Verrilli tried to argue that, unlike the health care market, the food market isn’t involuntary and you will not get what you need even if you can’t pay for it.
"I thought what was unique about this that it is not my choice whether I want to buy a product to keep me he althy,” said Justice Ginsburg, “but the cost that I am forcing on other people if I don't buy the product sooner rather than later.”
Verrilli’s head must have been spinning. Next came questions about the Commerce Clause.
“(Are there) any limits on the Commerce Clause?” said Justice Kennedy. “Can you identify for us some limits on the Commerce Clause?”
Verrilli said that there wouldn’t be “forced purchases of commodities for the purpose of stimulating demand,” but that didn’t satisfy Justice Kennedy, who replied “Why not?”
Verrilli’s answer to this question was a long stutter, followed by arguing that Congress is regulating commerce that everyone is already taking part in; a reply that Chief Justice Roberts argues he didn’t understand.
“You say health insurance is not purchased for its own sake, like a car or broccoli;” said Roberts. “A car or broccoli aren't purchased for their own sake, either. They are purchased for the sake of transportation or in broccoli, covering the need for food. I don't understand that distinction.”

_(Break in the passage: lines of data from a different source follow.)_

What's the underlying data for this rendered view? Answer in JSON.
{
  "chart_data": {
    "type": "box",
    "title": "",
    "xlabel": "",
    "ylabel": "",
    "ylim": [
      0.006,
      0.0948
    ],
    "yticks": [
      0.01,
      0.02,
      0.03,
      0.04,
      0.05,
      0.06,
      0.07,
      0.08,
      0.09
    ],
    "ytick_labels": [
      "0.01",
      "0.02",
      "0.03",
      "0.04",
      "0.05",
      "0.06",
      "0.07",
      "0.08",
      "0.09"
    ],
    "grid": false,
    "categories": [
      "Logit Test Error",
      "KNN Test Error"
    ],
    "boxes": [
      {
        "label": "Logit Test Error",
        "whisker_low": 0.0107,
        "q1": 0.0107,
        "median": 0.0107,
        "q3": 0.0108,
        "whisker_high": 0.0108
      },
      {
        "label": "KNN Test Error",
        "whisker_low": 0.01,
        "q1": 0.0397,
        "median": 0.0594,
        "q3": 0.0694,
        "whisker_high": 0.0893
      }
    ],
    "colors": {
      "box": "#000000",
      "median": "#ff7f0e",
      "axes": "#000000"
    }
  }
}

“This is not a purchase mandate,” said Verrilli. “This is a law that regulates the method of paying for a service that the class of people to whom it applies are either consuming or inevitably will consume.”
This is where he lost me. If this is not a purchase mandate, then I join Chief Justice Roberts in my confusion. Since we all will inevitably need health care we are mandated to have insurance for that moment, for which we often have no warning, it is needed.
If this requirement is signed into law and I could possibly need medical care at any time, I am being forced to buy health insurance. The glove does not fit.